The branch minif2f-deepseek-check contains a version backported to Lean 4.9.0. This can be used to check DeepSeek Prover V2's solutions to MiniF2F.

This is part of a broader effort to create safe and hallucination-free coding AIs.

In more detail: it takes two olean files, and checks whether the second file implements the theorems and definitions specified in the first file. The first file (the target) may contain theorem / function signatures with sorry in their bodies; the second file is expected to fill them. Uses Environment.replay to defend against manipulation of environment. Checks the second file's theorems to make sure they only use the three standard axioms.

Most of the code is adapted from lean4checker. With suggestions taken from users on Lean Zulip.

List of checks performed by the script

  • For both input files, run the content of the files through Environment.replay.
    • This is the same check as what lean4checker performs, re-checking each declaration with the kernel. Emits an exception if a declaration is not accepted by the kernel (possibly due to environment manipulation).
    • This only replays the content of the file, not the imports. To also replay the imports, you'll need to modify the script to match what lean4checker --fresh does.
  • The remaining checks are done on the replayed environments of both files.
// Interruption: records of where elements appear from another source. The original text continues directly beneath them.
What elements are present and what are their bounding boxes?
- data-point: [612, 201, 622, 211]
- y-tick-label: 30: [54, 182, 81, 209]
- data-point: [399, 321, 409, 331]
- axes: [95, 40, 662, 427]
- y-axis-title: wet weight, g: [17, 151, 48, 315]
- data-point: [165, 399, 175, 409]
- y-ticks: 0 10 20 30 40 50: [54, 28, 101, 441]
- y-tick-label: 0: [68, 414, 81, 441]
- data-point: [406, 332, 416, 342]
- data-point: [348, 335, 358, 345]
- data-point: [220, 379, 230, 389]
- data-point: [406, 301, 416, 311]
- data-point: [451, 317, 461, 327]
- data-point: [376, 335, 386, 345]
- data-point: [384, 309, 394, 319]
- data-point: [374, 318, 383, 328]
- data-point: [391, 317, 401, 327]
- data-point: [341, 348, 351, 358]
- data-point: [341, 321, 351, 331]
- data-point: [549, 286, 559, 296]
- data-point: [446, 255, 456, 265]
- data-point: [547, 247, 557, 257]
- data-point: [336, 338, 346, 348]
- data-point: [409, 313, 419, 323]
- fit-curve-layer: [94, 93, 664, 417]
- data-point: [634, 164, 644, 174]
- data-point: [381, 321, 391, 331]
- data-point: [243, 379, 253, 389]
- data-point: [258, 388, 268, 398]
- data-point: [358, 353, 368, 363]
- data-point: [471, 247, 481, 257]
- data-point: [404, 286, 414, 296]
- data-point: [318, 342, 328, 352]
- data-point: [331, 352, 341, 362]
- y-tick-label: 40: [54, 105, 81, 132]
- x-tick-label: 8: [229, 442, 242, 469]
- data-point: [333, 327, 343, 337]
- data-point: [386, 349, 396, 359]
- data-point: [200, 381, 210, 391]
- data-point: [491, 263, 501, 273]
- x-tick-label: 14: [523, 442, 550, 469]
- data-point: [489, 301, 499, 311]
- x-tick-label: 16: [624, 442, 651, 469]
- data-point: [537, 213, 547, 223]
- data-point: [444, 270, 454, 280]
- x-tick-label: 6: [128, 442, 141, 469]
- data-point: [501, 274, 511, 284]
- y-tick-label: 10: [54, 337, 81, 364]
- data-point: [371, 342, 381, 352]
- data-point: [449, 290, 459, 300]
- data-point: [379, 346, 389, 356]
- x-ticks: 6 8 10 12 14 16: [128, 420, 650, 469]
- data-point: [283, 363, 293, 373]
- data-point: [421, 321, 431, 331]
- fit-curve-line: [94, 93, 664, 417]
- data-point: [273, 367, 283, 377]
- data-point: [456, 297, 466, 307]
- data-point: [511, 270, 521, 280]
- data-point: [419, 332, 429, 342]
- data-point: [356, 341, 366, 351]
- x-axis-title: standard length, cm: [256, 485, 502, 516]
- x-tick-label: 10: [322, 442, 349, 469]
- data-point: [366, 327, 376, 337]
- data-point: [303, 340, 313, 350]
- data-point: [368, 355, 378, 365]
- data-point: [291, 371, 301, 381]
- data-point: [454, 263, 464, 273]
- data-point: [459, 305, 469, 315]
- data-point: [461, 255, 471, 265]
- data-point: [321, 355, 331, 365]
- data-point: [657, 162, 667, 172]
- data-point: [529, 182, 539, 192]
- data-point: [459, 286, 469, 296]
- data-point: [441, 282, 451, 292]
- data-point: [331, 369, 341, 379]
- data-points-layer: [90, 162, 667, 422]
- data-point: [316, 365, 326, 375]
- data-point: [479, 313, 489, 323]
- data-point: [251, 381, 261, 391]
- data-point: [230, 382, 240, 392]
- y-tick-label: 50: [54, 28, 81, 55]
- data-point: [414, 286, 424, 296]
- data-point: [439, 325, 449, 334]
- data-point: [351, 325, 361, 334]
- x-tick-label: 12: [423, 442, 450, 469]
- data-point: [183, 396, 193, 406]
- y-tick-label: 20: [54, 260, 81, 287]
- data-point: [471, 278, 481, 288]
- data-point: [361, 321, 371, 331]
This ensures that the checks are not affected by any environment manipulations
  • For each declaration from the target file, make sure a declaration of the same name, kind (def / theorem) and type is in the submission file.
  • For definitions, also check that their bodies are the same. Execpt for cases where the target file's definition depends on sorry, in which case the submission file's definition body is allowed to be different.
    • This tries to capture both the case of complete definitions that are not meant to be changed, and definition stubs with sorrys that are meant to be filled.
    • What if there is a function g that is complete, but in its body calls a function f that contains a sorry? Then function g also depends on sorry and therefore its body (not type) can be modified. If you don't want g to be modified, one approach is to make g take a function (with f's type) as input. Or use a different mechansim to denote which defs / theorems are allowed to be modified.
  • Check the submission file's definitions and theorems to make sure they only depends on the three standard axioms: propext, Quot.sound, Classical.choice.
    • uses CollectAxioms.collect
    • You may modify the AllowedAxioms list in the script to tighten or widen the set of allowed axioms.
  • For each definition in the target or submission file, if it is marked partial or unsafe, throw an exception.

Things that SafeVerify does not check, that you may want to check via other means:

  • Use of keywords like implemented_by, extern, uncomputable: these are difficult to catch at the level of olean files which SafeVerify works in, but depending on use case you may choose to scan for and ban them at the source level. see e.g. judge.py in CodeProofTheArena.

Usage

First step is to compile lean files into .olean files. E.g.

lake env lean -o submission.olean submission.lean

Then pass the olean files to the tool:

lake env lean --run Main.lean target.olean submission.olean

Building an executable

lake build

will build the executable at .lake/build/bin/safe_verify.